Wordle would then enlarge the words used more often, giving a visual display of the SEF form. What words would you expect to see?How about learning? children? impact? Her Wordle is here

It looks good, but Dianne (@DianneSpencer) had problems getting to that final stage. There were lots of tweets to help get her there. So, I thought I’d share the steps to using Wordle for those that might not have used it before. It’s easy to forget about the simple steps when explaining these things to people!

First step is to copy the text. Now, in Dianne’s case she was using Word, so this just involved selecting all of the text (CTRL+A) and then copying it (CTRL+C). This could then be pasted (CTRL+V) into Wordle.net

Pressing ‘Go’ creates the Wordle. Then the fun begins. You can change the layout, font etc and play about with it. The problems then come when you want to save it. How do you take that Wordle and put it in your VLE or blog? Print Screen.

On your keyboard, usually in the top-right, you will see a Prt Scr button. Press it. If you’re on a laptop, try pressing Fn and Prt Scr. This takes a screenshot.

I then use Paint or a similar to edit the image. Open Paint, paste in the image and then crop it to just show the Wordle. Save this as a JPG image and then it can be uploaded into other places.
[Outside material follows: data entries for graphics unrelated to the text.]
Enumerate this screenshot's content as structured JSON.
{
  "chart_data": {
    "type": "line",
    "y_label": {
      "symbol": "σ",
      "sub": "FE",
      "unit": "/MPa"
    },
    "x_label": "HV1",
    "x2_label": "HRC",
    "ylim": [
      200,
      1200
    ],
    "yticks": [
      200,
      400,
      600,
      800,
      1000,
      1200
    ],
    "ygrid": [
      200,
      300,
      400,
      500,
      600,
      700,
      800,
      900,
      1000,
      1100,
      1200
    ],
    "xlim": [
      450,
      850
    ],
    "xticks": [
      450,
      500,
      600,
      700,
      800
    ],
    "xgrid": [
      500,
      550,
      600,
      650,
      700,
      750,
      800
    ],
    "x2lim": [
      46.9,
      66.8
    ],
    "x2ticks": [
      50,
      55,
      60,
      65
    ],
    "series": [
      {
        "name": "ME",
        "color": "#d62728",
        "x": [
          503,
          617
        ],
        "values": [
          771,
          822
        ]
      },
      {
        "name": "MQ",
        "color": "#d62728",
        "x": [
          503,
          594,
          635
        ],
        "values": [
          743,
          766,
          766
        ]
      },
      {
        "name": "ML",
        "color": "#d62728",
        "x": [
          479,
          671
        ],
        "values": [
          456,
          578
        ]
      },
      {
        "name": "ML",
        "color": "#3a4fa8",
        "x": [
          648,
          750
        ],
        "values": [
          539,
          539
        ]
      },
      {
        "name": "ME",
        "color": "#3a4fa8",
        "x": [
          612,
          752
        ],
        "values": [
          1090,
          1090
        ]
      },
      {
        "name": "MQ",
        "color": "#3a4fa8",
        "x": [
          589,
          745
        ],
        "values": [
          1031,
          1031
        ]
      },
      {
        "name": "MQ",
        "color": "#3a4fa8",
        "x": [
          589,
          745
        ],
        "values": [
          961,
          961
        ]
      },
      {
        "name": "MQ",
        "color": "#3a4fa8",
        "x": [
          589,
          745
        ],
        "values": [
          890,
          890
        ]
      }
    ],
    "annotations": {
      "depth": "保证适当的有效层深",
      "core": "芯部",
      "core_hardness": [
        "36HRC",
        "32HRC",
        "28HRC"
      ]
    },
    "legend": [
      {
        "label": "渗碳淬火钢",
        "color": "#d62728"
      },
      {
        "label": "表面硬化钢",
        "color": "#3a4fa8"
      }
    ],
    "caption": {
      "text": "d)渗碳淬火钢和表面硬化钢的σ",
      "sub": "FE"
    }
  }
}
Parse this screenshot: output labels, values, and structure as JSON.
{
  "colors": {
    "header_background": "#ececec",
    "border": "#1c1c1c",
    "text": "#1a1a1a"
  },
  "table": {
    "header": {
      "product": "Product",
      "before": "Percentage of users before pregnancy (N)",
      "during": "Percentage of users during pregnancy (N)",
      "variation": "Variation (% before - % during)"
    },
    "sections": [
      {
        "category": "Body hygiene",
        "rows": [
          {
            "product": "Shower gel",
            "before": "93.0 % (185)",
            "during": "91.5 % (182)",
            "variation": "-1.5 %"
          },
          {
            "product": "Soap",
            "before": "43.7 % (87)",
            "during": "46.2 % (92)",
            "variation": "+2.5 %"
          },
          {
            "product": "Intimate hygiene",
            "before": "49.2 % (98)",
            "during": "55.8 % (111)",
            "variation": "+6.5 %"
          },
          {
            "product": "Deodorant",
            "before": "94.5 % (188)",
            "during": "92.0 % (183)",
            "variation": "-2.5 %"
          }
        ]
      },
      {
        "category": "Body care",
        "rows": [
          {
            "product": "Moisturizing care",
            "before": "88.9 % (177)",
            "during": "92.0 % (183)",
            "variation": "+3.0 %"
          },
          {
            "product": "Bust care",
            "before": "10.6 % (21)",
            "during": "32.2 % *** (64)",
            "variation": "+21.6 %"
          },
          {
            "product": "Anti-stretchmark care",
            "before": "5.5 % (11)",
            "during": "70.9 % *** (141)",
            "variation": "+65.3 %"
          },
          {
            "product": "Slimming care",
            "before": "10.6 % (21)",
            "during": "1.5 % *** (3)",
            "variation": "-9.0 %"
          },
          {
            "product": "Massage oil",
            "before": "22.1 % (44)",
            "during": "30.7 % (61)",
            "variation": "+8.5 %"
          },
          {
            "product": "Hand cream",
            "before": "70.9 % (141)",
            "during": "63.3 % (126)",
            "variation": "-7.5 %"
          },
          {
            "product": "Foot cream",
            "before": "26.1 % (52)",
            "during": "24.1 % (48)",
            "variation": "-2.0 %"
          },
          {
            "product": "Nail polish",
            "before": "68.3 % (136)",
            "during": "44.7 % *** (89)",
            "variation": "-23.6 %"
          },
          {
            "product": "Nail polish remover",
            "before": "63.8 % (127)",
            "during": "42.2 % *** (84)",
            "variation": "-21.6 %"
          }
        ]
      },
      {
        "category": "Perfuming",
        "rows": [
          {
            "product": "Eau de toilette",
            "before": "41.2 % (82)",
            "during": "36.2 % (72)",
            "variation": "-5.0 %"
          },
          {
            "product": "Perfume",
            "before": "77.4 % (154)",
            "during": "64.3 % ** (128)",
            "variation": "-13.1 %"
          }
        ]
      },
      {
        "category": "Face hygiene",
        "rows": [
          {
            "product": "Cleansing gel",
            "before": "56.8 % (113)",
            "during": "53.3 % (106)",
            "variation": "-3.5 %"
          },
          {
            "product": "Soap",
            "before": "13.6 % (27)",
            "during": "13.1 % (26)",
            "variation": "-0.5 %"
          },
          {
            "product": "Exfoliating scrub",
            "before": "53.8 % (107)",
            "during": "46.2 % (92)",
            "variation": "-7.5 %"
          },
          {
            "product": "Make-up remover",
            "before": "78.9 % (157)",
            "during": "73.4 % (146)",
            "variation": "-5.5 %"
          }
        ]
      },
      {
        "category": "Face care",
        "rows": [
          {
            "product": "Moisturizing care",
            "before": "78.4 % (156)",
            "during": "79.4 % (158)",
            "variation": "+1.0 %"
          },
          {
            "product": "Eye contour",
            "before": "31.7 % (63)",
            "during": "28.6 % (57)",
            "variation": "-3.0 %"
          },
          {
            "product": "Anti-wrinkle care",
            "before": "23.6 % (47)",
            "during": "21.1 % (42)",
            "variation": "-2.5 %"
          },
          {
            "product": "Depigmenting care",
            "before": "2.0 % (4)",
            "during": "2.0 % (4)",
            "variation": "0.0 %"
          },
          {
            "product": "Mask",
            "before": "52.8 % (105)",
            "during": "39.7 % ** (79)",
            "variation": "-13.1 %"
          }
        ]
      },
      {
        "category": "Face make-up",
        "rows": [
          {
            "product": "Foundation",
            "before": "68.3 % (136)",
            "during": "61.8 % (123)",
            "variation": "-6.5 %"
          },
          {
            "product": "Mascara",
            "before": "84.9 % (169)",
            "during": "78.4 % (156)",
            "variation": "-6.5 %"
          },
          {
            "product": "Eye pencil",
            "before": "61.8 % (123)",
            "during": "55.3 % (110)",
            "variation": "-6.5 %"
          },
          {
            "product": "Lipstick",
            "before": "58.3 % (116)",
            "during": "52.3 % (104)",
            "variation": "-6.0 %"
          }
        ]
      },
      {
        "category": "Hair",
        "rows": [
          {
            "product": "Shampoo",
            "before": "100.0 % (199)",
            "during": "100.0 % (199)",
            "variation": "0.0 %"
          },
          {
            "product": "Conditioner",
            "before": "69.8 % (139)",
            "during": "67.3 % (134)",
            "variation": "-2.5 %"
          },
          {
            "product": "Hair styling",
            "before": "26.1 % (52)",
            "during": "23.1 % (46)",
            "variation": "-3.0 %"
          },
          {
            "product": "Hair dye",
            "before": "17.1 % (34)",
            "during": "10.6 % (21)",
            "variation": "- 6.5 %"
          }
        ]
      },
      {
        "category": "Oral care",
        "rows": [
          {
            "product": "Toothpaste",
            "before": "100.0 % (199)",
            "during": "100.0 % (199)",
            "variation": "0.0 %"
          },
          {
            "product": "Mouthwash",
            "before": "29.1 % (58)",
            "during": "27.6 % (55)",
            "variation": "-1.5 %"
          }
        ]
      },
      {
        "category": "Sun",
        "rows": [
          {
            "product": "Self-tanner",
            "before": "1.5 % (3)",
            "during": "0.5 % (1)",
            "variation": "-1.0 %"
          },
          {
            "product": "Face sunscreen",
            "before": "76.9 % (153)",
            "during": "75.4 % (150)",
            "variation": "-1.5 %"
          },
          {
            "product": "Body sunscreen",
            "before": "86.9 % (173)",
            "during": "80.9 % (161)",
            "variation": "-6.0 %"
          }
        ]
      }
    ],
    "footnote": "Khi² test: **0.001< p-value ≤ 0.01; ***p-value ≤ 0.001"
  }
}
Wordle is great fun and there are many ways of using it. For ways of using it in the classroom, check out @markw29‘s excellent site Ideas to Inspire that brings together the Interesting Ways documents from @tombarrett.

What makes Twitter great is that once Dianne had messed around with Wordle, along came @colport to suggest Tagxedo instead. This is a bit whizzier than Wordle and has more saving options. Dianne’s Tagxedo is here

There are many other versions of Wordle floating around, and I’ve collated some of these on the Hampshire Delicious page here

I know many of you use Wordle or word clouds a lot, but for those that don’t, give it a try. I know my post will be patronising for some, but it isn’t meant to be. It’s for those that might have seen a Wordle, but never made one, or better yet, never seen it and are intrigued!